Arrivés rue Saint-Fiacre, ils montèrent ensemble à la mansarde où se faisait le journal, et Lucien fut aussi surpris que ravi de voir l'espèce de joie avec laquelle ses camarades convinrent de démolir le livre de Nathan. Hector Merlin prit un carré de papier, et il écrivit ces lignes qu'il alla porter à son journal.
On annonce une seconde édition du livre de monsieur Nathan. Nous comptions garder le silence sur cet ouvrage, mais cette apparence du succès nous oblige à publier un article, moins sur l'œuvre que sur la tendance de la jeune littérature.
En tête des plaisanteries pour le numéro du lendemain, Lousteau mit cette phrase.
⁂ Le libraire Dauriat publie une seconde édition du livre de monsieur Nathan? Il ne connaît donc pas le proverbe du Palais: Non bis in idem. Honneur au courage malheureux!
Les paroles d'Étienne avaient été comme un flambeau pour Lucien, à qui le désir de se venger de Dauriat tint lieu de conscience et d'inspiration. Trois jours après, pendant lesquels il ne sortit pas de la chambre de Coralie où il travaillait au coin du feu, servi par Bérénice, et caressé dans ses moments de lassitude par l'attentive et silencieuse Coralie, Lucien mit au net un article critique, d'environ trois colonnes, où il s'était élevé à une hauteur surprenante. Il courut au journal, il était neuf heures du soir, il y trouva les rédacteurs et leur lut son travail. Il fut écouté sérieusement. Félicien ne dit pas un mot, il prit le manuscrit et dégringola les escaliers.
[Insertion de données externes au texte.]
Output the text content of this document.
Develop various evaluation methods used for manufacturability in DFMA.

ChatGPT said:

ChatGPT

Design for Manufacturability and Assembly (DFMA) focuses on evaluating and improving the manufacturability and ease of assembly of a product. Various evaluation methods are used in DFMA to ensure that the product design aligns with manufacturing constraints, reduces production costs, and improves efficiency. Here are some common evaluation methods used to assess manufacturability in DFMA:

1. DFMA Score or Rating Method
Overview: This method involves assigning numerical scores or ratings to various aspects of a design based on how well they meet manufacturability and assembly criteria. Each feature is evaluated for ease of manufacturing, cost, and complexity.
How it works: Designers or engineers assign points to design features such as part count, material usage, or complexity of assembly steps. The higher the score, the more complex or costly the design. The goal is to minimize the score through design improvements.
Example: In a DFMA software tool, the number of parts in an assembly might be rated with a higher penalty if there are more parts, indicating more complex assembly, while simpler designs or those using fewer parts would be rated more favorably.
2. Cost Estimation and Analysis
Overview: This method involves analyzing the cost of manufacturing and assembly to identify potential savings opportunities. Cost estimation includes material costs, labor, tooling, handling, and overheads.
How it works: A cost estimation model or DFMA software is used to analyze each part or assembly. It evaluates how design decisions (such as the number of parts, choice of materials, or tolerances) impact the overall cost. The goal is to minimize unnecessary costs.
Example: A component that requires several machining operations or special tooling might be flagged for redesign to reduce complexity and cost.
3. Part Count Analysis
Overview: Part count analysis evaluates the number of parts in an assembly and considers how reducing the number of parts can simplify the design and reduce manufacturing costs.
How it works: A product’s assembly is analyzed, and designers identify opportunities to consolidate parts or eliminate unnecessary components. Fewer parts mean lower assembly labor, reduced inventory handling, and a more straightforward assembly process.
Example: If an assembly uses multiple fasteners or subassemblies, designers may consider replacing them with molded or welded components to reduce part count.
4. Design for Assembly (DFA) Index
—Que lui prend-il? s'écria Lucien.
—Il porte ton article à l'imprimerie! dit Hector Merlin, c'est un chef-d'œuvre où il n'y a ni un mot à retrancher, ni une ligne à ajouter.
—Il ne faut que te montrer le chemin! dit Lousteau.
—Je voudrais voir la mine que fera Nathan demain en lisant cela, dit un autre rédacteur sur la figure duquel éclatait une douce satisfaction.
—Il faut être votre ami, dit Hector Merlin.